Simplifying and Rearranging the Equation
Let's pick up where we left off. We have the equation:
y - 4 = (-1/2)(x + 3)
Our first step is to distribute the -1/2 on the right side. This means multiplying both x and 3 by -1/2:
y - 4 = (-1/2)x + (-1/2)(3)
This simplifies to:
y - 4 = (-1/2)x - 3/2
Now, we want to get the equation into the form ax + by = c. This means we need to get the x and y terms on the same side of the equation and the constant term on the other side. Let's start by adding (1/2)x to both sides:
(1/2)x + y - 4 = (-1/2)x + (1/2)x - 3/2
This simplifies to:
(1/2)x + y - 4 = -3/2
Next, let's get rid of the -4 on the left side by adding 4 to both sides:
(1/2)x + y - 4 + 4 = -3/2 + 4
This simplifies to:
(1/2)x + y = -3/2 + 4
Now we need to combine the constant terms on the right side. To do this, we need a common denominator. We can rewrite 4 as 8/2:
(1/2)x + y = -3/2 + 8/2
This simplifies to:
(1/2)x + y = 5/2
We're almost there! We have the equation in the form ax + by = c, but it looks a little messy with the fractions. To get rid of the fractions, we can multiply both sides of the equation by 2. This will clear out the denominators and give us a cleaner final answer. Let's do that in the next step!
Eliminating Fractions and Final Answer
We're in the home stretch now! Our equation looks like this:
(1/2)x + y = 5/2
To get rid of the fractions, we're going to multiply both sides of the equation by 2. This is a common trick to clean up equations and make them look nicer.

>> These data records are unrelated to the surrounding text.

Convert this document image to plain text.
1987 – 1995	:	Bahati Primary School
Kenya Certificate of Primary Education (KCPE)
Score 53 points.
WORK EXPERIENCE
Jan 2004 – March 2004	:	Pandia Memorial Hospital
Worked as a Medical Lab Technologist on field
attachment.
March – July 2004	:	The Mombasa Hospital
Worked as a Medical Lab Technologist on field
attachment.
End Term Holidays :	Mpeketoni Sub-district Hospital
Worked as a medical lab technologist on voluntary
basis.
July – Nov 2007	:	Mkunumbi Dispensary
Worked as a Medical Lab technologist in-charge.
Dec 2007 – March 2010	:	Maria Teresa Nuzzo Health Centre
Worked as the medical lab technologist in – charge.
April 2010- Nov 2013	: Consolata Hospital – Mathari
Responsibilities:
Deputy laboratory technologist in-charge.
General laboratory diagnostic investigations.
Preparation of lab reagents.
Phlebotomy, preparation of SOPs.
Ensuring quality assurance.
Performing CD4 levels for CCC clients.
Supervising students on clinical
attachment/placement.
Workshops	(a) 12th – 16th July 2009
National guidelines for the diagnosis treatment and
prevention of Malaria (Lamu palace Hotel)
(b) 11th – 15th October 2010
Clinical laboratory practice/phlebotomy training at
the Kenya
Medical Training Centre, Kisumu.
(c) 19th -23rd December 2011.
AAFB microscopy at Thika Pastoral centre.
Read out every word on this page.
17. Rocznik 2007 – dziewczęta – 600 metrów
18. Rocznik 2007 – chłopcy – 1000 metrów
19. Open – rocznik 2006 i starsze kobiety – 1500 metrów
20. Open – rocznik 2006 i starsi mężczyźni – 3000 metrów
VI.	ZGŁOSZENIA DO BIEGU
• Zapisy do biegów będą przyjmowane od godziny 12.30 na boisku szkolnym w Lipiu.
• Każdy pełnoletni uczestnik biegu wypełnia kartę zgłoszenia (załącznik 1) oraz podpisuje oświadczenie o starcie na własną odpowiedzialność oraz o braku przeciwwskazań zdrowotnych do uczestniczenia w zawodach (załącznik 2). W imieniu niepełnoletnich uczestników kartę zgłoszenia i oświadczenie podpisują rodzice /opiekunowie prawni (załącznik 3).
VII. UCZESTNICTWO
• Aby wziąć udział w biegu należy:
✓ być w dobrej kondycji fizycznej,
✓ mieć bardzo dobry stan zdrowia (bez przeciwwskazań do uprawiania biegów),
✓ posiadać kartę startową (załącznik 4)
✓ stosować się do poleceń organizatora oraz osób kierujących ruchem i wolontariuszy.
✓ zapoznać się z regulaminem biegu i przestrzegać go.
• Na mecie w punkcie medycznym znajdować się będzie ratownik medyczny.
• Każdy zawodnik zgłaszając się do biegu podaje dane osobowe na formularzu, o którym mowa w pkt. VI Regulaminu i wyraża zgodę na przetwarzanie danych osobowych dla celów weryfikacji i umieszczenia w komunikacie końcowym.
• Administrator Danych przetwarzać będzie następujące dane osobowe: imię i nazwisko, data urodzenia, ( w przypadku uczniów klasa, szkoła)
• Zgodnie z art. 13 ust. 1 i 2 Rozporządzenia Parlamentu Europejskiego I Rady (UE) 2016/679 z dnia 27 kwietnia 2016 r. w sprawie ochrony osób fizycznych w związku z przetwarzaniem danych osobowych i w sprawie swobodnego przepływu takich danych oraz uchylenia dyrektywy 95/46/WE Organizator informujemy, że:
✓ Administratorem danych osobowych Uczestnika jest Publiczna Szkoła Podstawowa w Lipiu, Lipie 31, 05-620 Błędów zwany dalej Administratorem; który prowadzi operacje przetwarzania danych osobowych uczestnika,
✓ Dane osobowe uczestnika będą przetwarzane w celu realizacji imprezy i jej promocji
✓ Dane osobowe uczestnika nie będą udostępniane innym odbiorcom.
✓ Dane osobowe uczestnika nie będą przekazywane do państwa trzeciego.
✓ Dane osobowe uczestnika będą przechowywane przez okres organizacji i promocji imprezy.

So, let's do it:
2 * ((1/2)x + y) = 2 * (5/2)
We need to distribute the 2 on the left side:
2 * (1/2)x + 2 * y = 2 * (5/2)
This simplifies to:
x + 2y = 5
Ta-da! We've done it! We've successfully found the equation of the line parallel to 6y + 3x = -4 and passing through the point (-3, 4). Our final answer, in the form ax + by = c, is:
x + 2y = 5
That wasn't so bad, was it? We broke it down step by step, and now we have a clear and concise equation. Remember, the key was to find the slope of the original line, use that slope for our parallel line, and then use the point-slope form to build our equation. Congratulations on making it through this problem! You've added another tool to your math toolkit. If you follow these steps carefully, you can solve similar problems with ease. Now, you can confidently tackle other parallel line problems. Keep practicing, and you'll become a pro in no time!